An illustration of AI Alliance members, depicted on a map. Taken from the AI Alliance website.
Enlarge / An illustration of AI Alliance members, depicted on a map. Taken from the AI Alliance website.
AI Alliance

The group includes AI benchmarking and platform groups such as Hugging Face, MLPerf, LangChain; universities that sponsor AI research such as UC Berkeley and the University of Illinois Urbana-Champaign (interestingly, Stanford is not part of the group); and government research entities such as NASA, CERN, and Singapore's Agency for Science, Technology and Research. Here's a full list of all AI Alliance members:

The Agency for Science, Technology and Research (A*STAR), Aitomatic, AMD, Anyscale, Cerebras, CERN, Cleveland Clinic, Cornell University, Dartmouth, Dell Technologies, Ecole Polytechnique Federale de Lausanne, ETH Zurich, Fast.ai, Fenrir, Inc., FPT Software, Hebrew University of Jerusalem, Hugging Face, IBM, the Abdus Salam International Centre for Theoretical Physics (ICTP), Imperial College London, Indian Institute of Technology Bombay, Institute for Computer Science, Artificial Intelligence, Intel, Keio University, LangChain, LlamaIndex, the Linux Foundation, the Mass Open Cloud Alliance operated by Boston University and Harvard, Meta, the Mohamed bin Zayed University of Artificial Intelligence, MLCommons, the National Aeronautics and Space Administration, the National Science Foundation, New York University, NumFOCUS, OpenTeams, Oracle, Partnership on AI, Quansight, Red Hat, Rensselaer Polytechnic Institute, Roadzen, Sakana AI, SB Intuitions, ServiceNow, Silo AI, the Simons Foundation, Sony Group, Stability AI, Together AI, TU Munich, UC Berkeley College of Computing, Data Science, and Society, University of Illinois Urbana-Champaign, the University of Notre Dame, the University of Texas at Austin, the University of Tokyo, and Yale University

In addition to promoting open AI research, the AI Alliance has outlined several initiatives to advance the field of AI in a way that they see as "responsible." These include the development of benchmarks and evaluation standards, fostering an AI hardware accelerator ecosystem, and supporting exploratory AI research globally. The alliance also emphasizes diversity in AI foundation models, including the creation of "highly capable multilingual, multi-modal, and science models" that aim to tackle societal challenges in areas like climate and education.

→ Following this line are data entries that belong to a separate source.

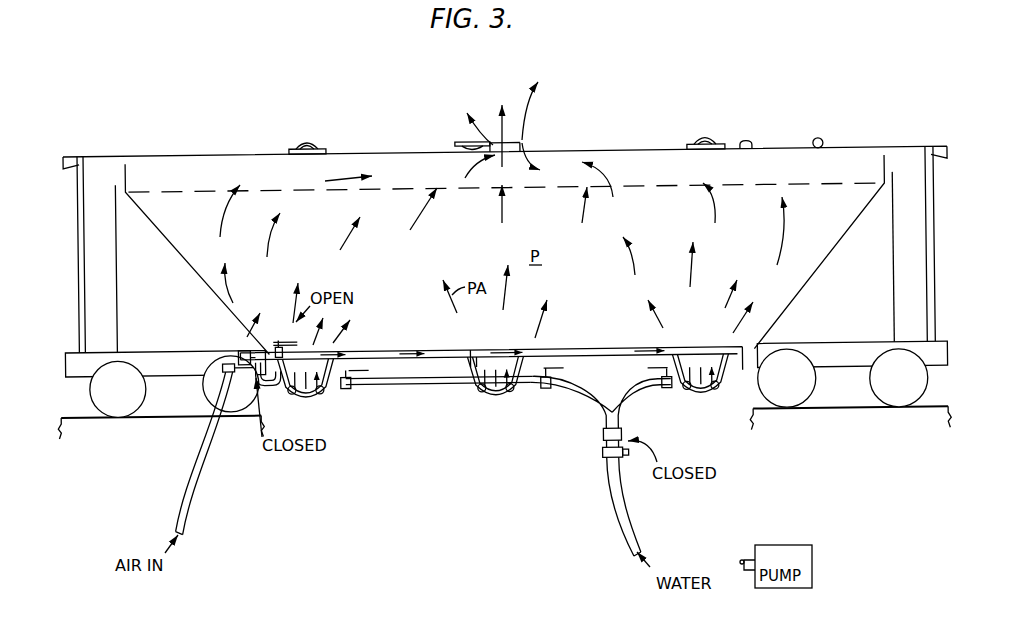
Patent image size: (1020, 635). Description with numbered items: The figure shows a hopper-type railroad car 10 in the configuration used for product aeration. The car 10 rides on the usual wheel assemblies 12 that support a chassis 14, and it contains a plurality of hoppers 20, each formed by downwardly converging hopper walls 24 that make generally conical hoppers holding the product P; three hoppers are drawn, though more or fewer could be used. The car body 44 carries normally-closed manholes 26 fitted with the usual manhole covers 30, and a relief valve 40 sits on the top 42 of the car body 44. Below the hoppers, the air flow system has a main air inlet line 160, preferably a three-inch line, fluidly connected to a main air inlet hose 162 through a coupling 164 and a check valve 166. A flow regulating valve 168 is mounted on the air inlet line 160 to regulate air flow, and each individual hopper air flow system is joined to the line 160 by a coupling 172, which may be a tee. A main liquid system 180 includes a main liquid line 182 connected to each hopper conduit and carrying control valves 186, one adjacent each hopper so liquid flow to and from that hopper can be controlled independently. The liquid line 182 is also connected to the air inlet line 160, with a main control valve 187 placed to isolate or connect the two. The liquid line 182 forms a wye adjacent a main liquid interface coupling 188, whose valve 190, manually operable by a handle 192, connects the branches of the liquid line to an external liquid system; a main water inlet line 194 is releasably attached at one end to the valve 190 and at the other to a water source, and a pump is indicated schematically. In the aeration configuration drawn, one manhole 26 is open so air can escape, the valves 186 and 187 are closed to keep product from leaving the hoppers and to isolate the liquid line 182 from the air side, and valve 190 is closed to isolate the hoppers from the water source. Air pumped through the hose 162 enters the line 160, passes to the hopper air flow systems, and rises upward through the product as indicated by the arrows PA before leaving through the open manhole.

The hopper-type railroad car 10 is at (170, 118).
The wheel assemblies 12 is at (108, 425).
The chassis 14 is at (73, 350).
The hoppers 20 is at (298, 250).
The hopper walls 24 is at (153, 227).
The manholes 26 is at (713, 133).
The manhole covers 30 is at (460, 143).
The relief valve 40 is at (812, 140).
The top 42 is at (742, 144).
The car body 44 is at (848, 158).
The main air inlet line 160 is at (432, 355).
The main air inlet hose 162 is at (200, 502).
The coupling 164 is at (233, 375).
The check valve 166 is at (245, 352).
The flow regulating valve 168 is at (277, 341).
The coupling 172 is at (474, 365).
The main liquid system 180 is at (568, 410).
The main liquid line 182 is at (375, 390).
The control valves 186 is at (343, 395).
The main control valve 187 is at (232, 405).
The main liquid interface coupling 188 is at (625, 432).
The valve 190 is at (610, 457).
The handle 192 is at (623, 456).
The main water inlet line 194 is at (618, 530).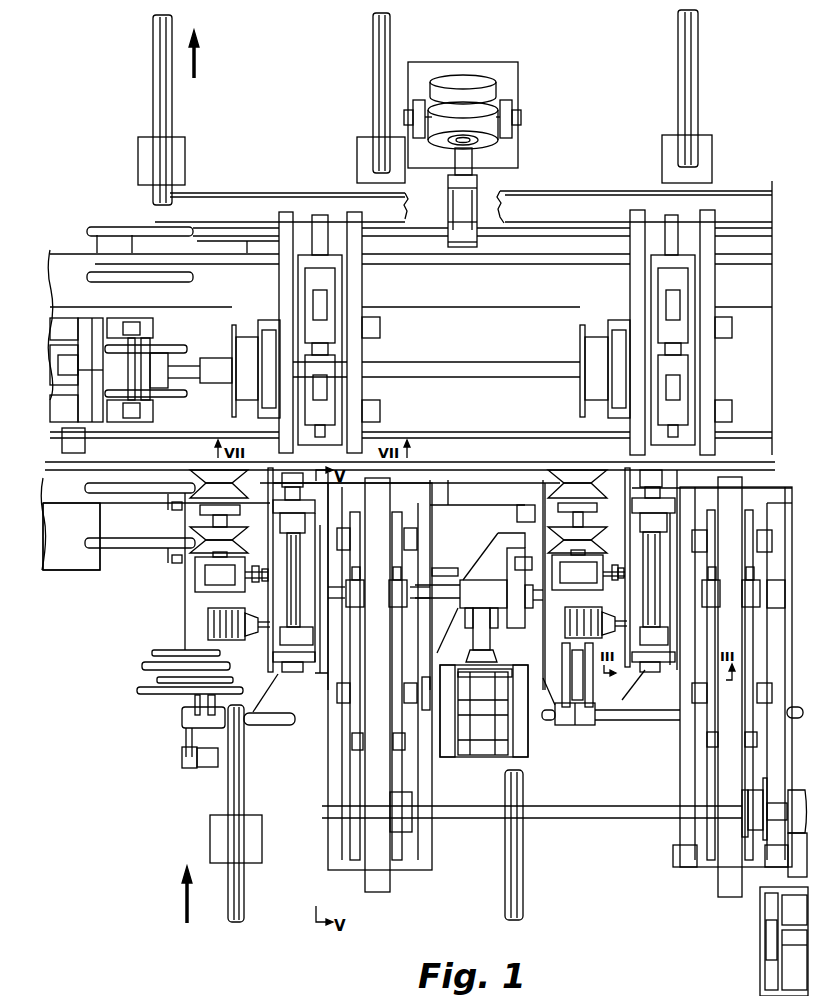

Whether the alliance will have any effect is yet to be seen, but it appears to be a line in the sand for the future direction of AI development, delineating those who emphasize openness and collaboration in contrast to advocates of more closed, proprietary approaches. As with the software market in general, where platforms like Windows and Linux co-exist, there's likely room for both approaches in the future.